Dal 1° gennaio 2025 le multe saranno più care
Dopo lo stop di due anni, torna l'aggiornamento biennale alle sanzioni per automobilisti: ecco alcuni esempi
Multe più salate in arrivo, con rincari di circa il 2,5% dal 1° gennaio 2025. Lo stabilisce il Codice della Strada (CdS), che all’articolo 195 prevede l’aggiornamento biennale delle sanzioni amministrative pecuniarie: una norma che conoscevamo già, ma che la legge di Bilancio 2023 aveva sospeso per lo stesso 2023 e per il 2024 "in considerazione dell’eccezionale situazione economica".

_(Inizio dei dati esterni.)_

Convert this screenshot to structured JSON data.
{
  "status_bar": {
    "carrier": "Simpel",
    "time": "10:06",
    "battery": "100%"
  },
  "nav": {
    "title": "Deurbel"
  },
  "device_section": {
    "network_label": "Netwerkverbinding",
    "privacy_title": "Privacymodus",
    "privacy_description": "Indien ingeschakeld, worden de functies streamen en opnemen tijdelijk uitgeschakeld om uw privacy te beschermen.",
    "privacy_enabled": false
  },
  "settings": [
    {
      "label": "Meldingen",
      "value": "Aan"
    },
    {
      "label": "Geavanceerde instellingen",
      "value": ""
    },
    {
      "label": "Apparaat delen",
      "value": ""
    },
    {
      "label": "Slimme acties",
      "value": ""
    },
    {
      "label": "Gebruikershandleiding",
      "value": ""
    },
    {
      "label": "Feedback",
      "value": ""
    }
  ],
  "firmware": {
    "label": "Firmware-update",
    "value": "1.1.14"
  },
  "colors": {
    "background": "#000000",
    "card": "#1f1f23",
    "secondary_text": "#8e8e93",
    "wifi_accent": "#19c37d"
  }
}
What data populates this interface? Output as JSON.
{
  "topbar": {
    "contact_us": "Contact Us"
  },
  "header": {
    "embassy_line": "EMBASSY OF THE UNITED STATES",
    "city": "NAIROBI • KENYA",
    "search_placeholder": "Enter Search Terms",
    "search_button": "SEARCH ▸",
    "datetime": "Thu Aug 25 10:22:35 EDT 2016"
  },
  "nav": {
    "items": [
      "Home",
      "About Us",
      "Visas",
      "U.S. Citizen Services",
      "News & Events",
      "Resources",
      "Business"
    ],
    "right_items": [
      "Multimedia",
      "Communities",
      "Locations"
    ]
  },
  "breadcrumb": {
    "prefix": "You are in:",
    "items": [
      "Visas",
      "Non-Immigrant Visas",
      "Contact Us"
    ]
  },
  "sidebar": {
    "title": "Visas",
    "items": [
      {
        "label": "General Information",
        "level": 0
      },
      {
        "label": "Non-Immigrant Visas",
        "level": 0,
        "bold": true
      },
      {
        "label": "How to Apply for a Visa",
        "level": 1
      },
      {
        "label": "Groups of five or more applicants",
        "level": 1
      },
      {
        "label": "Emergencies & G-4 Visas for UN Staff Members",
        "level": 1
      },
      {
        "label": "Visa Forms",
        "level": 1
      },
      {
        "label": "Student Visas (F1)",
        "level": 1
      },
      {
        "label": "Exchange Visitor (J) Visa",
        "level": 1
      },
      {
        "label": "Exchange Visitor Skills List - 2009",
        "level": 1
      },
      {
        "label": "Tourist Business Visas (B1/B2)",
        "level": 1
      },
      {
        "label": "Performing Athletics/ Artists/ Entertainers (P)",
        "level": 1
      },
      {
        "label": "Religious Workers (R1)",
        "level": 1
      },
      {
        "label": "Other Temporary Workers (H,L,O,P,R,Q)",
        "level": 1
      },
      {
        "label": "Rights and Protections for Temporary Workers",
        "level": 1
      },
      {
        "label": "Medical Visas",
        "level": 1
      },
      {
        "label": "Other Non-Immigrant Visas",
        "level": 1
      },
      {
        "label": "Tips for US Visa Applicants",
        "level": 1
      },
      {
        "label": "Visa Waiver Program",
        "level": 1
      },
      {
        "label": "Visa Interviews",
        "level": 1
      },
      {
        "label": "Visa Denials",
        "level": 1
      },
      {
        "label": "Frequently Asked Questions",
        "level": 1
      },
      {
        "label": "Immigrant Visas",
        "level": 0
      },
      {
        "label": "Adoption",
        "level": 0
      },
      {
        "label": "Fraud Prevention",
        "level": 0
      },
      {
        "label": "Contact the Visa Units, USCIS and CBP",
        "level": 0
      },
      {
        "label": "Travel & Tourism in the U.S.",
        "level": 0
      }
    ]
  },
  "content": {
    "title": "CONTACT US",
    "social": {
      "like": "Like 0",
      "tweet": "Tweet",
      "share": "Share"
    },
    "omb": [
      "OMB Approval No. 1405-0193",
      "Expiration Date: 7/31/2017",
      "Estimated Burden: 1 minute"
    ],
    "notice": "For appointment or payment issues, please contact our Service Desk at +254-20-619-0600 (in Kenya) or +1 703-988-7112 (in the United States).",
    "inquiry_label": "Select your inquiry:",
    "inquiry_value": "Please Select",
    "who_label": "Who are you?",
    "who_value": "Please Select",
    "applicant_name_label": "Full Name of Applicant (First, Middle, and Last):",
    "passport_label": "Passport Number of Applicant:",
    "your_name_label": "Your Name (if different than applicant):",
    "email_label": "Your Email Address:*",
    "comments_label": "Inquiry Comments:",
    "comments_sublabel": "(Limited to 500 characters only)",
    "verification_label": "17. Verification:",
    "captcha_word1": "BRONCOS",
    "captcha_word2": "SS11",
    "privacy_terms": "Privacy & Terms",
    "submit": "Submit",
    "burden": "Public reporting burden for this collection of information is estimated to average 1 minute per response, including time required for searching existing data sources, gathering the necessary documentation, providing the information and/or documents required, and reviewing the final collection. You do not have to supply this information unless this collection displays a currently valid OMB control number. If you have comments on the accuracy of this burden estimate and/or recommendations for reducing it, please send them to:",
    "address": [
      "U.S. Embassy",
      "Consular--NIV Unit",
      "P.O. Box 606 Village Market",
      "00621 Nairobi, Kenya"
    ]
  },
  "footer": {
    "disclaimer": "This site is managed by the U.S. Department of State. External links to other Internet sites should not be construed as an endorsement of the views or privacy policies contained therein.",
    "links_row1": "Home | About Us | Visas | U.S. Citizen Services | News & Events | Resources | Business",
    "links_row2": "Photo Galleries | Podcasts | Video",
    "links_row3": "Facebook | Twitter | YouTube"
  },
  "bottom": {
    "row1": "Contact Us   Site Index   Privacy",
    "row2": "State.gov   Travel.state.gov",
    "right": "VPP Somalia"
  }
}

Ma ora si torna alla normalità e a fare i conti con l'inflazione, visto che, secondo il CdS, "la misura delle sanzioni amministrative pecuniarie è aggiornata ogni due anni in misura pari all'intera variazione, accertata dall'Istat, dell'indice dei prezzi al consumo per le famiglie di operai e impiegati (media nazionale) verificatasi nei due anni precedenti". Scopriamo quindi alcuni possibili aumenti, basati su un tasso d'inflazione (ancora non definitivo) di circa il 2,5%.
Occhio alla velocità
Le sanzioni più interessate potrebbero essere le multe per eccesso di velocità. Considerando infatti la variazione avvenuta a settembre 2024 - rispetto allo stesso mese del 2022, prima dello stop - e ipotizzando un aumento analogo, le sanzioni più comuni potrebbero variare come segue:
| Infrazione | Multa nel 2025 |
| Eccesso di velocità tra 10 e 40 km/h | da 173 a 177 euro |
| Eccesso di velocità tra 40 e 60 km/h | da 543 a 557 euro |
| Eccesso di velocità oltre i 60 km/h | da 845 a 866 euro |
| Guida con telefono cellulare | da 165 a 169 euro |
| Guida in stato di ebrezza con tasso alcolemico compreso tra i 0,5 e 0,8 g/l (minima) | da 543 a 556 euro |
| Multa per divieto di sosta | da 42 a 43 euro |
| Passaggio con semaforo rosso | da 167 a 171 euro |
L'ipotesi del +17,6%
Alcune Associazioni e testate economiche avevano invece ipotizzato un aumento del 17,6%. Ma perché? Il motivo era tutto nel termine del periodo di "pausa" dai rialzi previsto tra il 2023 e il 2024, che secondo alcuni avrebbe causato una sommatoria dei rincari "mancati", per un aumento percentuale, appunto, fino al 17,6%: una stangata che probabilmente non si realizzerà.